My main task for this week has been to create and animate a sprite, in this case the main character for the game my team Amarok is creating. I have started out by making several different drafts and rough animations during the previous weeks, but this week I set out to properly finish the sprite, and undoubtedly this has been the most time consuming artifact I’ve been working on this week. I made two animations for the sprite: an idle/movement animation as well as an attack animation. I drew the sprite and animated it in Photoshop, and created the sprite sheet in Sprite Sheet Packer.

I chose to animate the sprite frame by frame. I did this, not only because I’m familiar with the process, but also because long, flowing materials such as the character’s dress and hair are difficult to animate using other techniques. I wanted to give the feeling of how light the hair and the dress actually are by making them flow and flap in the wind, and to make this look the most natural I had to animate it frame by frame. The option would have been to make a clip doll animation, but using one drawing of the hair for example cut into pieces would make it look stiff and less light and flowing.
All in all it became 7 frames for both animations. I re-used my idle animation for the attack animation. The difference I added was the character’s arm pushing forward towards the lantern as well as the lantern lighting upp with a fiery glow.

I had to make some changes to the attack animation. First off, I animated the character pushing her arm straight forward to fire the projectile from her palm using magic. This, however, was scrapped quickly since the player will be able to fire projectiles in any direction using the mouse. It would look off and weird if the character looks like she’s firing straight forward, but the projectile goes backwards instead. To make this work, I moved her arm a bit towards the lantern and added a glow animation to it to make it look like she’s charging it up with magic. The projectiles will then be fired from the lantern instead of the character itself.

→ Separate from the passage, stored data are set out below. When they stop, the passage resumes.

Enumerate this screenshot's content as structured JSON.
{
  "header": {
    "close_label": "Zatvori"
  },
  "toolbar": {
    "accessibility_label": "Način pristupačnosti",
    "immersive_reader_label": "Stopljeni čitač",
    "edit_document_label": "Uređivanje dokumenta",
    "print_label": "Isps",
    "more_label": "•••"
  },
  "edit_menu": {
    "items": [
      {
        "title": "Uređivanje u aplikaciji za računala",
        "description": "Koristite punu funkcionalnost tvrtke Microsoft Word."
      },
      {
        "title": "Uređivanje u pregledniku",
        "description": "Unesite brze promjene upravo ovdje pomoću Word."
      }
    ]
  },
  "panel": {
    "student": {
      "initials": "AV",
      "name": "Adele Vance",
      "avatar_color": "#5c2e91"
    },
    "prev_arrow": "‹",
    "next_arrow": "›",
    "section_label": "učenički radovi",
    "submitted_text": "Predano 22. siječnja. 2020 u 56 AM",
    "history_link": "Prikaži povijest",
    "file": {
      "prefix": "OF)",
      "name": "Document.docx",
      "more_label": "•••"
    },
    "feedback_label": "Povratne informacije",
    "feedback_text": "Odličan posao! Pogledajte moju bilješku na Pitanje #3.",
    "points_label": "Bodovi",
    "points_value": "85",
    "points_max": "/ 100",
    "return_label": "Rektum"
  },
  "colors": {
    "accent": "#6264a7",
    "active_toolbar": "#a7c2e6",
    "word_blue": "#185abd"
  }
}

These are the two sprite animations I made:


This is the finalized sprite sheet, containing frames from both of the animations presented above (not in order):

Gillis_Spritesheet_Final.png

En reaktion på ”Sprite animation

  1. I think you have done a good job on this assignment. You clearly describe what you have done, how you have done it and why you have done it. You have used a good way of partitioning the text with an introduction describing what you have done and how in a general way, continuing with a paragraph with a more detailed description on how with a good explanation on why you choose the technique you did, and then another paragraph where you further develop the thoughts behind what you have done.
    I think our post is valuable since it gives a good description of how you have thought and done when you have created this sprite, and also clearly explained why you used frame by frame animation instead of clip-doll to get the light flowing feeling of the dress and hair which might be of use for others considering the same thing.
    The images you have used in the end completes your post, showing the result of what you have described above.